Kilkadziesięcioro dzieci z różnego typu urazami, również poważnymi, trafia każdego dnia do Świętokrzyskiego Centrum Pediatrii Wojewódzkiego Szpitala Zespolonego w Kielcach.
Dominują wypadki na hulajnogach elektrycznych i rowerach. Ale do szpitala są kierowane również dzieci potrącone przez samochody, gdy nagle wbiegły lub wjechały na jezdnię.
Personel mówi o bardzo dużej liczbie urazów głowy.
Do wypadków najczęściej dochodzi z powodu brawury, nadmiernej prędkości z jaką jeżdżą dzieci i braku zabezpieczeń, takich jak kaski czy ochraniacze.
Cały czas dochodzi również do urazów, gdy dzieci bawią się na trampolinach. Najczęściej gdy równocześnie na urządzeniu skacze nie jedno, a kilkoro maluchów.

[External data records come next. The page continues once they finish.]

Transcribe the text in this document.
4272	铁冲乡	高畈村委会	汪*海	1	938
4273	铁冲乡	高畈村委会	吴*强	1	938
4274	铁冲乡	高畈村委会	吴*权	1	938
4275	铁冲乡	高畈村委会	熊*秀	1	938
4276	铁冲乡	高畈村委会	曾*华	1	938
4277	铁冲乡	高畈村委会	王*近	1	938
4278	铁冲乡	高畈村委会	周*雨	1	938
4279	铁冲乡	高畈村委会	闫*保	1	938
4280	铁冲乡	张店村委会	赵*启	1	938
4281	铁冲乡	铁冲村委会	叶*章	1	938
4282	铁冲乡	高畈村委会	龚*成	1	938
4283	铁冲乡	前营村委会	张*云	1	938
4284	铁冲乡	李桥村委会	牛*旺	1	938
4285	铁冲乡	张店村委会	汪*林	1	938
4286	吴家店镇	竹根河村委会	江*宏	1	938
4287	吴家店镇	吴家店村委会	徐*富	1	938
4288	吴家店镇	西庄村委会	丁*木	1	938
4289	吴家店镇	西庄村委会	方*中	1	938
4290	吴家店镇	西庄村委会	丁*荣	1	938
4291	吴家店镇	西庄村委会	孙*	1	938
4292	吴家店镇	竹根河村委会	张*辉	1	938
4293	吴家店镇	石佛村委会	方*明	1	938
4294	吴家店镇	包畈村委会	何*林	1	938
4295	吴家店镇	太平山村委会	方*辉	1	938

Niestety w ostatnim czasie do szpitala trafili również nieletni pod wpływem alkoholu, bądź narkotyków, którzy kierowali autem, bez uprawnień i spowodowali wypadek.
Pacjenci urazowi stanowią obecnie nawet 80% wszystkich zgłaszających się na izbę przyjęć Świętokrzyskiego Centrum Pediatrii. Dobowo to średnio około 30 dzieci i nastolatków.
Apelujemy o rozsądek. Pilnowanie dzieci. Wyposażenie je w kaski, czy ochraniacze, które mogą nawet uratować życie.